By MacDonald Dzirutwe
HARARE (Reuters) - Zimbabwean President Robert Mugabe's party has proposed a measure to seize majority stakes in foreign-owned mines without paying compensation, ahead of an election expected this year.
According to a draft seen by Reuters, Mugabe's ZANU-PF wants to change laws compelling foreign companies, such as the world's top two platinum miners, to turn over majority stakes to local blacks by removing any obligation to pay for the stakes.
The empowerment drive is part of Mugabe's re-election campaign and also ties in with ZANU-PF's plan to portray itself as a black liberation movement recovering assets seized by white colonialists.
"The motivation for this position arises out of the desire to ensure that the people of Zimbabwe benefit fully, and without cost whatsoever from enterprises that exploit their God-given natural resources," part of the notice said.
The proposal faces hurdles in parliament, but even if it does not pass it is likely to stoke concern from foreign investors about 89-year-old Mugabe's plans if he extends his 33-year rule in a vote expected in the second half of the year.
When his party seized white-owned farm lands more than a decade ago, investor confidence was undermined, sending the economy on a downward spiral.
Shepherd Mushonga, an opposition Movement for Democratic Change lawmaker who chairs the parliamentary legal committee, said it would be unconstitutional for the government to take over shares in foreign mining companies without paying compensation.
All amendments to legislation need the approval of the committee, dominated by MDC members, to have legal effect.
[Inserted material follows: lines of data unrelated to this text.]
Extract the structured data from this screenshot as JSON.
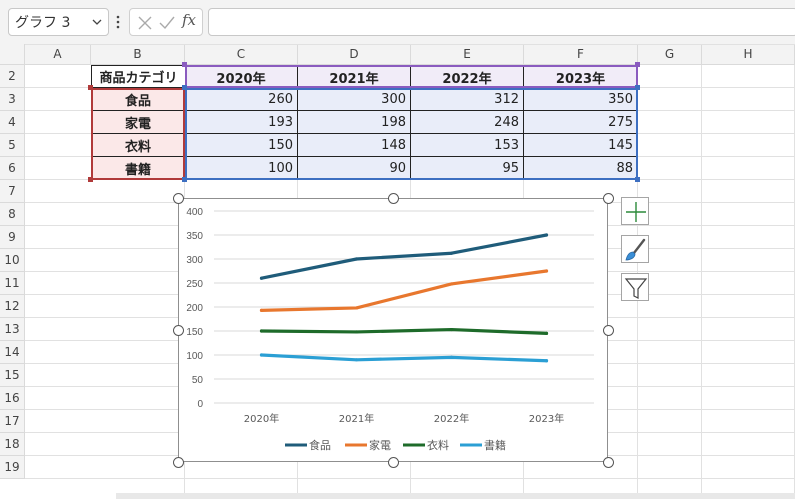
{
  "formula_bar": {
    "name_box": "グラフ 3",
    "fx_label": "fx",
    "formula": ""
  },
  "icons": {
    "name_dropdown": "chevron-down-icon",
    "more": "vertical-dots-icon",
    "cancel": "cancel-x-icon",
    "enter": "check-icon",
    "chart_elements": "plus-icon",
    "chart_styles": "paintbrush-icon",
    "chart_filters": "filter-icon"
  },
  "columns": [
    "A",
    "B",
    "C",
    "D",
    "E",
    "F",
    "G",
    "H"
  ],
  "rows": [
    "2",
    "3",
    "4",
    "5",
    "6",
    "7",
    "8",
    "9",
    "10",
    "11",
    "12",
    "13",
    "14",
    "15",
    "16",
    "17",
    "18",
    "19"
  ],
  "table": {
    "corner": "商品カテゴリ",
    "years": [
      "2020年",
      "2021年",
      "2022年",
      "2023年"
    ],
    "categories": [
      "食品",
      "家電",
      "衣料",
      "書籍"
    ],
    "values": [
      [
        "260",
        "300",
        "312",
        "350"
      ],
      [
        "193",
        "198",
        "248",
        "275"
      ],
      [
        "150",
        "148",
        "153",
        "145"
      ],
      [
        "100",
        "90",
        "95",
        "88"
      ]
    ]
  },
  "colors": {
    "header_fill": "#f1ecf8",
    "category_fill": "#fbe8e8",
    "value_fill": "#e9edf9",
    "purple_range": "#8a5bbf",
    "red_range": "#b03a3a",
    "blue_range": "#3d6fc1"
  },
  "chart_data": {
    "type": "line",
    "categories": [
      "2020年",
      "2021年",
      "2022年",
      "2023年"
    ],
    "yticks": [
      "0",
      "50",
      "100",
      "150",
      "200",
      "250",
      "300",
      "350",
      "400"
    ],
    "ylim": [
      0,
      400
    ],
    "grid": true,
    "legend": "bottom",
    "series": [
      {
        "name": "食品",
        "values": [
          260,
          300,
          312,
          350
        ],
        "color": "#1f5c7a"
      },
      {
        "name": "家電",
        "values": [
          193,
          198,
          248,
          275
        ],
        "color": "#e8772e"
      },
      {
        "name": "衣料",
        "values": [
          150,
          148,
          153,
          145
        ],
        "color": "#1e6b2a"
      },
      {
        "name": "書籍",
        "values": [
          100,
          90,
          95,
          88
        ],
        "color": "#2b9fd4"
      }
    ]
  }
}
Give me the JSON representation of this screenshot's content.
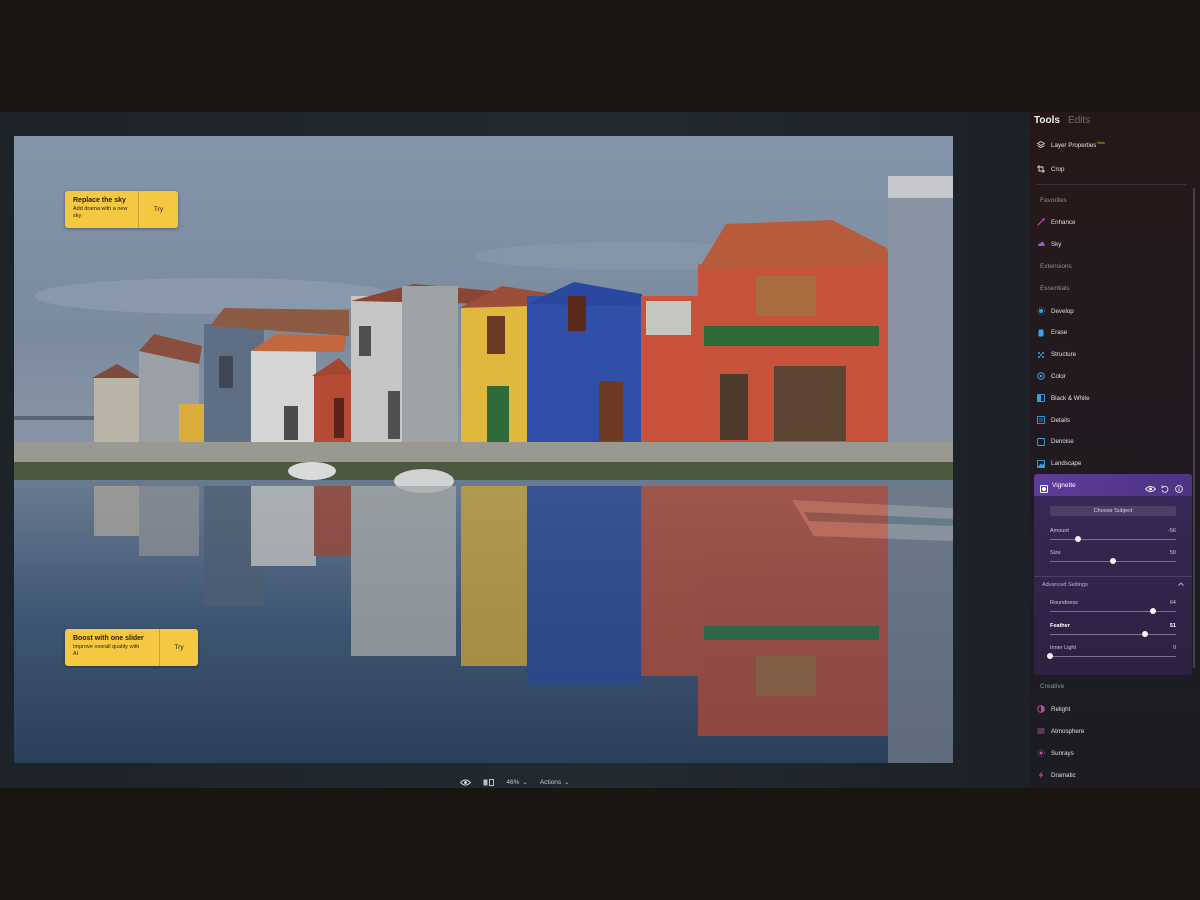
{
  "panel": {
    "tab_tools": "Tools",
    "tab_edits": "Edits",
    "top_items": [
      {
        "label": "Layer Properties",
        "badge": "Beta",
        "icon": "layers-icon"
      },
      {
        "label": "Crop",
        "badge": "",
        "icon": "crop-icon"
      }
    ],
    "favorites_label": "Favorites",
    "favorites": [
      {
        "label": "Enhance",
        "icon": "enhance-icon",
        "color": "#c44aa8"
      },
      {
        "label": "Sky",
        "icon": "sky-icon",
        "color": "#9a5ad6"
      }
    ],
    "extensions_label": "Extensions",
    "essentials_label": "Essentials",
    "essentials": [
      {
        "label": "Develop",
        "icon": "develop-icon",
        "color": "#3aa0e8"
      },
      {
        "label": "Erase",
        "icon": "erase-icon",
        "color": "#3aa0e8"
      },
      {
        "label": "Structure",
        "icon": "structure-icon",
        "color": "#3aa0e8"
      },
      {
        "label": "Color",
        "icon": "color-icon",
        "color": "#3aa0e8"
      },
      {
        "label": "Black & White",
        "icon": "black-white-icon",
        "color": "#3aa0e8"
      },
      {
        "label": "Details",
        "icon": "details-icon",
        "color": "#3aa0e8"
      },
      {
        "label": "Denoise",
        "icon": "denoise-icon",
        "color": "#3aa0e8"
      },
      {
        "label": "Landscape",
        "icon": "landscape-icon",
        "color": "#3aa0e8"
      }
    ],
    "vignette": {
      "title": "Vignette",
      "choose_subject": "Choose Subject",
      "sliders": [
        {
          "label": "Amount",
          "value": "-56",
          "position": 0.22
        },
        {
          "label": "Size",
          "value": "50",
          "position": 0.5
        }
      ],
      "advanced_label": "Advanced Settings",
      "advanced_sliders": [
        {
          "label": "Roundness",
          "value": "64",
          "position": 0.82,
          "bold": false
        },
        {
          "label": "Feather",
          "value": "51",
          "position": 0.75,
          "bold": true
        },
        {
          "label": "Inner Light",
          "value": "0",
          "position": 0.0,
          "bold": false
        }
      ]
    },
    "creative_label": "Creative",
    "creative": [
      {
        "label": "Relight",
        "icon": "relight-icon",
        "color": "#c44aa8"
      },
      {
        "label": "Atmosphere",
        "icon": "atmosphere-icon",
        "color": "#c44aa8"
      },
      {
        "label": "Sunrays",
        "icon": "sunrays-icon",
        "color": "#c44aa8"
      },
      {
        "label": "Dramatic",
        "icon": "dramatic-icon",
        "color": "#c44aa8"
      }
    ]
  },
  "canvas": {
    "promo_sky": {
      "title": "Replace the sky",
      "subtitle": "Add drama with a new sky",
      "button": "Try"
    },
    "promo_boost": {
      "title": "Boost with one slider",
      "subtitle": "Improve overall quality with AI",
      "button": "Try"
    }
  },
  "bottom_bar": {
    "zoom": "46%",
    "actions": "Actions"
  },
  "colors": {
    "promo": "#f5c842",
    "vignette_header": "#5d3c99",
    "accent_blue": "#3aa0e8"
  }
}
ZANU-PF has also lost its majority control of parliament to the MDC and a smaller MDC faction.
In January, the world's second largest platinum miner Impala Platinum Holdings agreed to sell a 51 percent in its local unit to black investors for $971 million to meet local ownership targets.
Anglo American Platinum and Rio Tinto have previously said they had agreed to empowerment deals with the government.